All this talk of Passover gave me a serious hankering for Matzo ball soup!
I had mentioned this craving to Jerry, who quickly agreed to make it for dinner. When I got home, I checked the soup pot and noticed that the matzo balls were speckled with darker colors. Assuming that this was Jerry's continued obsession with flax seeds and wheat germ, I asked "What grains did you put in the matzo balls?" He said "Those aren't grains. That's pork!"
I told this story to several of my co-workers, who said "He's obviously not Jewish."
"No, definitely not Jewish, but his balls are awesome." His matzo balls, that is. Badabump! That's a little bit of Jewish humor for you.
Still craving some more traditional matzo ball soup, I decided to make my own. I'm going to do you a mitzvah and tell you the secret to making nice, fluffy matzo balls. Add seltzer instead of water or broth to form your matzo balls. Pork is optional.
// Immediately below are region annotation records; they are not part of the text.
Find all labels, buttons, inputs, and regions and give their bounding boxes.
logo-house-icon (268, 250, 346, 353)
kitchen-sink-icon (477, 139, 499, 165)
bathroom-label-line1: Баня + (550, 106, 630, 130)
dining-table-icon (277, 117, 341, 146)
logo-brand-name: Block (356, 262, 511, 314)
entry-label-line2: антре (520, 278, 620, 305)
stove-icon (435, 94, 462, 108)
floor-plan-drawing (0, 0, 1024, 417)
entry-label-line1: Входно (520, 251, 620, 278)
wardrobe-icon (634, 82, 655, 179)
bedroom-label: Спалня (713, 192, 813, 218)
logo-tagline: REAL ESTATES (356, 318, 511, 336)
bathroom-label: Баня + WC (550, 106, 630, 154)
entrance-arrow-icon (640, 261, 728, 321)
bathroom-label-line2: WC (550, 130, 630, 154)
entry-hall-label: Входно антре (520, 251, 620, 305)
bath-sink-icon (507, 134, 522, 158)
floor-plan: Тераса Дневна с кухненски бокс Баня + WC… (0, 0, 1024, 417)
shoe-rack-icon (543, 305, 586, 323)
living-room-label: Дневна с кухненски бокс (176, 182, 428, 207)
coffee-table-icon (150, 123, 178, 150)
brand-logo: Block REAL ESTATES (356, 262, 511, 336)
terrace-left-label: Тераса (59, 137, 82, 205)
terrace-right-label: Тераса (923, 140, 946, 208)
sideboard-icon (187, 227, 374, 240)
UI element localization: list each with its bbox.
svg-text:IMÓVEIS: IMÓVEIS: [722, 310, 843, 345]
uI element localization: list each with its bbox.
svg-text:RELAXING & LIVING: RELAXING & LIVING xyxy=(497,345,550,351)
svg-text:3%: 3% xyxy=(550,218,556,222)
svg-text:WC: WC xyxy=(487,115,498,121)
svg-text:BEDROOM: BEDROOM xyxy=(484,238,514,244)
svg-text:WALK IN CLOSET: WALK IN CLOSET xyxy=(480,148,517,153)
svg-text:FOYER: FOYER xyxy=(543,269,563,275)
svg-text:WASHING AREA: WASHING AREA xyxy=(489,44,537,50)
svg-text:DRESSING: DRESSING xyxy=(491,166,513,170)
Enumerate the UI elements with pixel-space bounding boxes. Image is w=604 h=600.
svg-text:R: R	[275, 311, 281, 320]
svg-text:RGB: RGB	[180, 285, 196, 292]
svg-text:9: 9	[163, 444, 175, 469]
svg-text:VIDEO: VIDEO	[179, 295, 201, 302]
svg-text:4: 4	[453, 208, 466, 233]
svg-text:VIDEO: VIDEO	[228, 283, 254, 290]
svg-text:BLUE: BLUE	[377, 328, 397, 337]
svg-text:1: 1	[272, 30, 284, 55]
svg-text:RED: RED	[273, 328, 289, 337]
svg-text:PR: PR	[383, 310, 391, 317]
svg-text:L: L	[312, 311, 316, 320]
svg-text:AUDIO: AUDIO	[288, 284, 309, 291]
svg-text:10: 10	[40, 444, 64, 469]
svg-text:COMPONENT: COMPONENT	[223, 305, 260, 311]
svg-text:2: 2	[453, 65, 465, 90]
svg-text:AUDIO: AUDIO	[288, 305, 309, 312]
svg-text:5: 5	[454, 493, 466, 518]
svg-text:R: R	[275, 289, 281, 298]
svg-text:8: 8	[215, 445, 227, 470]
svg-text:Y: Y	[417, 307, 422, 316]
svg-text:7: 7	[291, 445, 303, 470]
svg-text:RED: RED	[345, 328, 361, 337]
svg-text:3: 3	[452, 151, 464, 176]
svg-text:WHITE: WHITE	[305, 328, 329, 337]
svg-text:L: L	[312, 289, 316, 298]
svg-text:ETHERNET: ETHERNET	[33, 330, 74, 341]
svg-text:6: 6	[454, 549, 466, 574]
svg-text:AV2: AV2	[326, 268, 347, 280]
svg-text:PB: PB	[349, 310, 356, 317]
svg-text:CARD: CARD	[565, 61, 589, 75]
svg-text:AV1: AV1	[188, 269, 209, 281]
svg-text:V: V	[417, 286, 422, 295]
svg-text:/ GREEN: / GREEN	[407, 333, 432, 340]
Aren't I a good pretend Jew?
|Sorry for the shitty picture.|
Whole Wheat Matzo Ball Soup
2 tablespoons vegetable oil
2 large eggs, slightly beaten
1/2 cup whole wheat matzo meal
2 tablespoons seltzer - helps to make the balls lighter, who likes heavy balls anyway?
1 teaspoon salt, if desired
sprinkle of garlic powder and any other preferred seasoning
1 -2 garlic cloves, minced
1 medium-size onion, chopped
3 medium carrots, sliced into similar sized pieces
3 celery stalks, sliced into similar sized pieces
5 - 6 mushrooms, diced (optional)
4 cups chicken or veggie broth (you also have the option of adding in actual chicken)
1 tsp oregano
1 bay lead
1 handful fresh chopped parsley
salt and pepper to taste
1. In a bowl, beat eggs; add oil, matzo meal and salt. Blend together.
2. Add seltzer and mix until uniform. Cover and chill in refrigerator for about 20 minutes.
3. In the meantime, saute your veggies in a large stock pot, starting with your garlic first and adding other ingredients as you go. Continue to add spices.
4. Add broth to pot and bring to a boil.
5. Remove chilled matzo ball mixture from refrigerator. Moisten hands and form batter into matzo balls, approximately 1 inch in diameter. Reduce heat. Drop matzo balls into pot of soup.
6. Cover tightly and simmer until thoroughly cooked, about 30-40 minutes. Enjoy soup!